In our work on out-of-core columnsort, we observed that each pass was actually a software pipeline, in which stages mapped to threads and buffers traverse the pipeline. We found that programming the details of thread creation and destruction, as well as the coordination among threads (via semaphores), was tedious and difficult to debug, however.
To simplify the task of developing asynchronous software pipelines that pass buffers among stages, we developed middleware that we call Asynchronous Buffered Computation Design and Engineering Framework Generator (ABCDEFG), or FG for short. In an FG pipeline, while one stage accesses high-latency data, such as data on disk, other stages can make progress.

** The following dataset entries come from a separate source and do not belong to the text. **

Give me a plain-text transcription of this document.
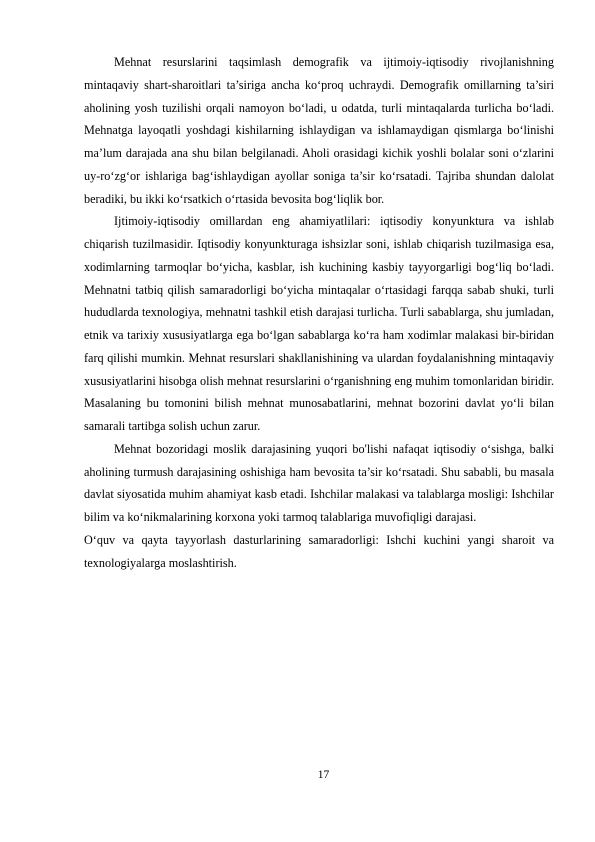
Mehnat resurslarini taqsimlash demografik va ijtimoiy-iqtisodiy rivojlanishning mintaqaviy shart-sharoitlari ta’siriga ancha ko‘proq uchraydi. Demografik omillarning ta’siri aholining yosh tuzilishi orqali namoyon bo‘ladi, u odatda, turli mintaqalarda turlicha bo‘ladi. Mehnatga layoqatli yoshdagi kishilarning ishlaydigan va ishlamaydigan qismlarga bo‘linishi ma’lum darajada ana shu bilan belgilanadi. Aholi orasidagi kichik yoshli bolalar soni o‘zlarini uy-ro‘zg‘or ishlariga bag‘ishlaydigan ayollar soniga ta’sir ko‘rsatadi. Tajriba shundan dalolat beradiki, bu ikki ko‘rsatkich o‘rtasida bevosita bog‘liqlik bor.

Ijtimoiy-iqtisodiy omillardan eng ahamiyatlilari: iqtisodiy konyunktura va ishlab chiqarish tuzilmasidir. Iqtisodiy konyunkturaga ishsizlar soni, ishlab chiqarish tuzilmasiga esa, xodimlarning tarmoqlar bo‘yicha, kasblar, ish kuchining kasbiy tayyorgarligi bog‘liq bo‘ladi. Mehnatni tatbiq qilish samaradorligi bo‘yicha mintaqalar o‘rtasidagi farqqa sabab shuki, turli hududlarda texnologiya, mehnatni tashkil etish darajasi turlicha. Turli sabablarga, shu jumladan, etnik va tarixiy xususiyatlarga ega bo‘lgan sabablarga ko‘ra ham xodimlar malakasi bir-biridan farq qilishi mumkin. Mehnat resurslari shakllanishining va ulardan foydalanishning mintaqaviy xususiyatlarini hisobga olish mehnat resurslarini o‘rganishning eng muhim tomonlaridan biridir. Masalaning bu tomonini bilish mehnat munosabatlarini, mehnat bozorini davlat yo‘li bilan samarali tartibga solish uchun zarur.

Mehnat bozoridagi moslik darajasining yuqori bo'lishi nafaqat iqtisodiy o‘sishga, balki aholining turmush darajasining oshishiga ham bevosita ta’sir ko‘rsatadi. Shu sababli, bu masala davlat siyosatida muhim ahamiyat kasb etadi. Ishchilar malakasi va talablarga mosligi: Ishchilar bilim va ko‘nikmalarining korxona yoki tarmoq talablariga muvofiqligi darajasi.

O‘quv va qayta tayyorlash dasturlarining samaradorligi: Ishchi kuchini yangi sharoit va texnologiyalarga moslashtirish.

17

Each stage of an FG pipeline is a synchronous function written in C++. A stage accepts a buffer from its predecessor stage, operates on that buffer, and conveys the buffer to its successor stage. Buffers come from a pool of buffers allocated by FG at the start of pipeline execution. FG-added source and sink stages recycle buffers back through the pipeline so that the buffer pool may be much smaller than the total amount of data being processed and so that the program can avoid the overhead inherent in repeated calls to new and dispose. (These C++ operations are particularly expensive in multithreaded programs, such as those produced by FG.)

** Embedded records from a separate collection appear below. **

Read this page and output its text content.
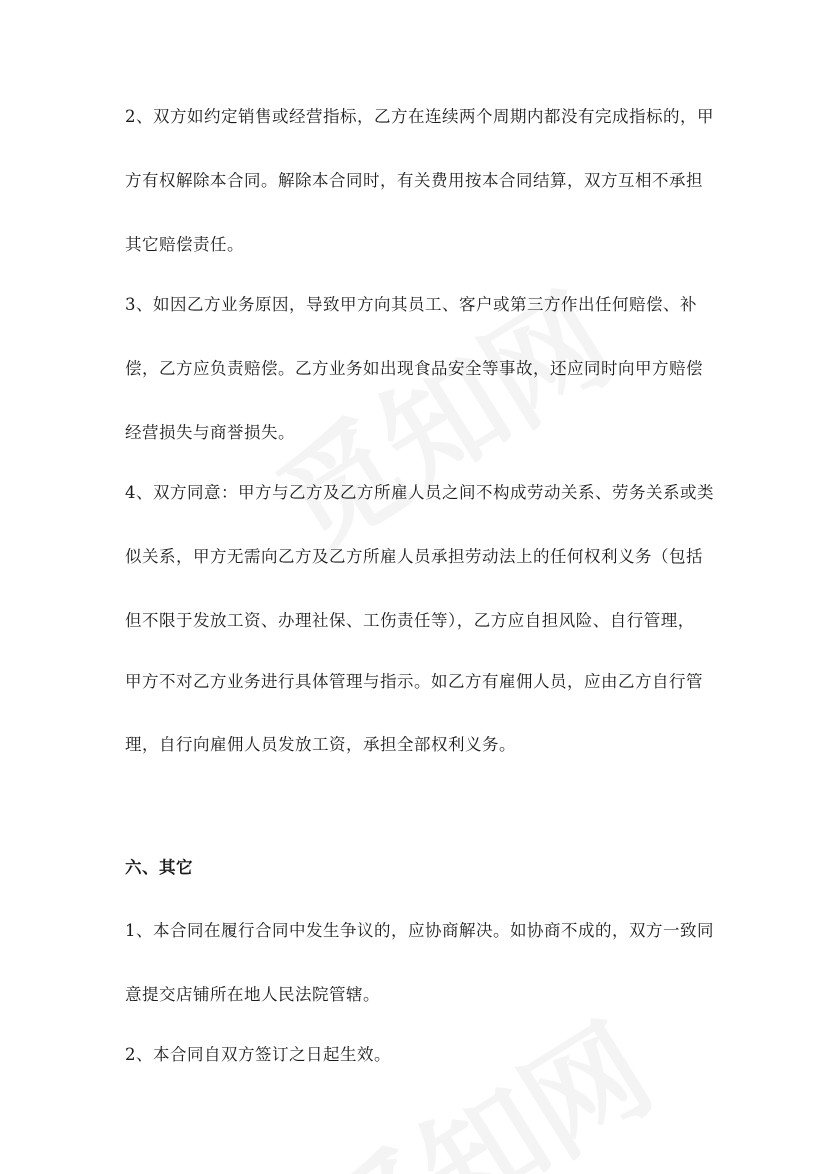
2、双方如约定销售或经营指标，乙方在连续两个周期内都没有完成指标的，甲
方有权解除本合同。解除本合同时，有关费用按本合同结算，双方互相不承担
其它赔偿责任。
3、如因乙方业务原因，导致甲方向其员工、客户或第三方作出任何赔偿、补
偿，乙方应负责赔偿。乙方业务如出现食品安全等事故，还应同时向甲方赔偿
经营损失与商誉损失。
4、双方同意：甲方与乙方及乙方所雇人员之间不构成劳动关系、劳务关系或类
似关系，甲方无需向乙方及乙方所雇人员承担劳动法上的任何权利义务（包括
但不限于发放工资、办理社保、工伤责任等），乙方应自担风险、自行管理，
甲方不对乙方业务进行具体管理与指示。如乙方有雇佣人员，应由乙方自行管
理，自行向雇佣人员发放工资，承担全部权利义务。
六、其它
1、本合同在履行合同中发生争议的，应协商解决。如协商不成的，双方一致同
意提交店铺所在地人民法院管辖。
2、本合同自双方签订之日起生效。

The programmer specifies the pipeline structure by using basic features of C++. An object represents each stage. An object also represents each thread, but if each stage maps to its own thread, the programmer need not represent any threads; FG does so on its own. The pipeline structure appears in a null-terminated array of stage objects. The programmer also specifies which C++ function each stage runs, how many buffers to create, and the size of each buffer. FG handles the rest. It creates and destroys threads, runs the pipeline, and handles all synchronization between adjacent stages.

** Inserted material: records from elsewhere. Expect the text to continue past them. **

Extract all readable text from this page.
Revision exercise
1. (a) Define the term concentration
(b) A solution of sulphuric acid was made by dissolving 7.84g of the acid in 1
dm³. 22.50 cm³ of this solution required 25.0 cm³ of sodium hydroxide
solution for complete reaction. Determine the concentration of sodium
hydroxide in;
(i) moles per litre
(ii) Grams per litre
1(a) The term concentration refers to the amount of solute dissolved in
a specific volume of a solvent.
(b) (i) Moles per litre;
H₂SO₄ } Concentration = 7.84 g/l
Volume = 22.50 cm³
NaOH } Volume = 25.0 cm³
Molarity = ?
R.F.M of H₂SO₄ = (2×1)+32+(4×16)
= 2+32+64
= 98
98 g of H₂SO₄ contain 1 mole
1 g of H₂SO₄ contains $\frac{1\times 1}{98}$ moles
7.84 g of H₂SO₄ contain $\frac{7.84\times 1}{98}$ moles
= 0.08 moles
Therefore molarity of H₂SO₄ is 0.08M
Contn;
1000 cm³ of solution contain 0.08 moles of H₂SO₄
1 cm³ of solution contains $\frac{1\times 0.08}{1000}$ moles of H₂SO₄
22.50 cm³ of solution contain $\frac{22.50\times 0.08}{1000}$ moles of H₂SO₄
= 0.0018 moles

We have found that programs written in FG are smaller, simpler, and faster than their counterparts written with static asynchronous scheduling or even with explicit pthreads calls [CD04,DC05b].
Newer releases of FG provide even more capability [DC05a]. We include optimizations to improve performance. Stages may be replicated, either statically by the programmer or dynamically by FG itself. FG also now alters thread priorities to use resources more efficiently; again, this action may be initiated by either the programmer or FG. FG now also suits programs that do not fit a simple, linear pipeline structure. To extend the range of computations that fit into its framework, FG now incorporates fork-join and DAG structures. Not only do these structures allow for more programs to be designed for FG, but they also can enable significant performance improvements over linear pipeline structures.